Z interesem innych a szczególnie sowietów liczę się tylko na tyle, na ile muszę.

Czysty, cyniczny, polityczny interes.

Sowiety won za Don i Berezynę.


Szanowny Panie Igło

niech pozostanie wszystko po naszemu.
Do waśni i kłotni nie jestem chętny.Nie potrafię,nie umiem.
Każdy z nas patrzy z innej perspektywy.
Każdy z nas przeszedł inną drogę życiową.
To pozwala na wymianę poglądów,a przy tym jako osoby myslące możemy rewidować lub nie swoje stanowiska.

Jak wcześniej pisałem,krótki ,gorący komentarz nie daje pełnego obrazu,postawy wobec zagadnienia.Jest hasłem,wyrwaną z kontekstu myslą.

Dla mnie polityka to jedno wielkie bagno.
Stawiam bardziej na ludzi na gospodarkę i szeroko pojętą kulturę.

Pozdrawiam sympatycznie


Kochani

Po co te spory. Jest zasada: nie rób drugiemu co tobie niemiłe. Moskale mnie interesują kiedy trzeba pić wódę. Z nimi się to robi najlepiej.

Poza tym mam dokładnie w nosie, czy chcą ze mną handlować, leją kogokolwiek. Jeżeli mam okazję, to wyrażam pogląd, na przykład że lanie kogokolwiek jest świństwem. Także Moskalom i także przy wódzie to jestem gotów mówić. Ale nie zamierzam się mieszać do moskiewskich interesów, dopóki moim nie brużdżą.
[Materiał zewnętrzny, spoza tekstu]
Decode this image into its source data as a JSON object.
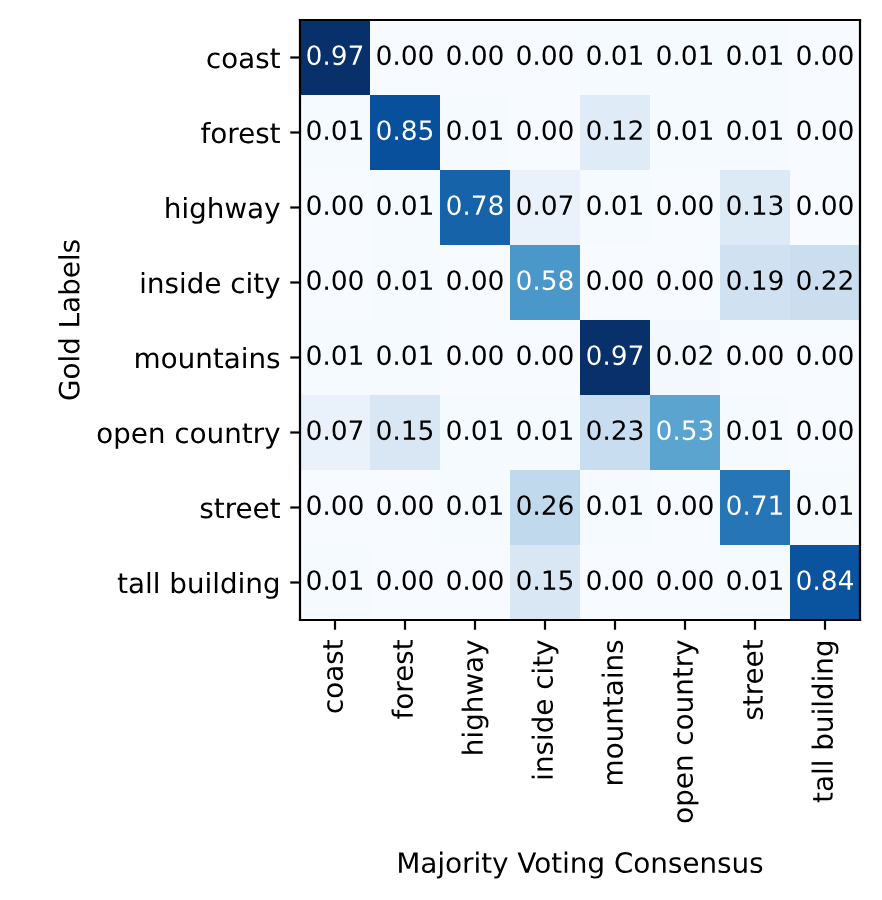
{
  "chart_data": {
    "type": "heatmap",
    "xlabel": "Majority Voting Consensus",
    "ylabel": "Gold Labels",
    "categories": [
      "coast",
      "forest",
      "highway",
      "inside city",
      "mountains",
      "open country",
      "street",
      "tall building"
    ],
    "y_categories": [
      "coast",
      "forest",
      "highway",
      "inside city",
      "mountains",
      "open country",
      "street",
      "tall building"
    ],
    "cells": [
      [
        0.97,
        0.0,
        0.0,
        0.0,
        0.01,
        0.01,
        0.01,
        0.0
      ],
      [
        0.01,
        0.85,
        0.01,
        0.0,
        0.12,
        0.01,
        0.01,
        0.0
      ],
      [
        0.0,
        0.01,
        0.78,
        0.07,
        0.01,
        0.0,
        0.13,
        0.0
      ],
      [
        0.0,
        0.01,
        0.0,
        0.58,
        0.0,
        0.0,
        0.19,
        0.22
      ],
      [
        0.01,
        0.01,
        0.0,
        0.0,
        0.97,
        0.02,
        0.0,
        0.0
      ],
      [
        0.07,
        0.15,
        0.01,
        0.01,
        0.23,
        0.53,
        0.01,
        0.0
      ],
      [
        0.0,
        0.0,
        0.01,
        0.26,
        0.01,
        0.0,
        0.71,
        0.01
      ],
      [
        0.01,
        0.0,
        0.0,
        0.15,
        0.0,
        0.0,
        0.01,
        0.84
      ]
    ],
    "cell_labels": [
      [
        "0.97",
        "0.00",
        "0.00",
        "0.00",
        "0.01",
        "0.01",
        "0.01",
        "0.00"
      ],
      [
        "0.01",
        "0.85",
        "0.01",
        "0.00",
        "0.12",
        "0.01",
        "0.01",
        "0.00"
      ],
      [
        "0.00",
        "0.01",
        "0.78",
        "0.07",
        "0.01",
        "0.00",
        "0.13",
        "0.00"
      ],
      [
        "0.00",
        "0.01",
        "0.00",
        "0.58",
        "0.00",
        "0.00",
        "0.19",
        "0.22"
      ],
      [
        "0.01",
        "0.01",
        "0.00",
        "0.00",
        "0.97",
        "0.02",
        "0.00",
        "0.00"
      ],
      [
        "0.07",
        "0.15",
        "0.01",
        "0.01",
        "0.23",
        "0.53",
        "0.01",
        "0.00"
      ],
      [
        "0.00",
        "0.00",
        "0.01",
        "0.26",
        "0.01",
        "0.00",
        "0.71",
        "0.01"
      ],
      [
        "0.01",
        "0.00",
        "0.00",
        "0.15",
        "0.00",
        "0.00",
        "0.01",
        "0.84"
      ]
    ]
  }
}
I od Moskali oczekuję dokładnie tego samego.

Reasumując, będę przeciwdziałał, jeżeli Moskale zechcą faulować przy przyswajaniu sobie Ukrainy czy Białorusi. Jak tylko będę mógł. Dlatego jednym i drugim będę pomagał w unijnych i natowskich aspiracjach, nawet za cenę moskiewskich fochów.

Palcem nie ruszę natomiast aby Moskwie na południu lub wschodzie bruździć. Bo mi się nie chce.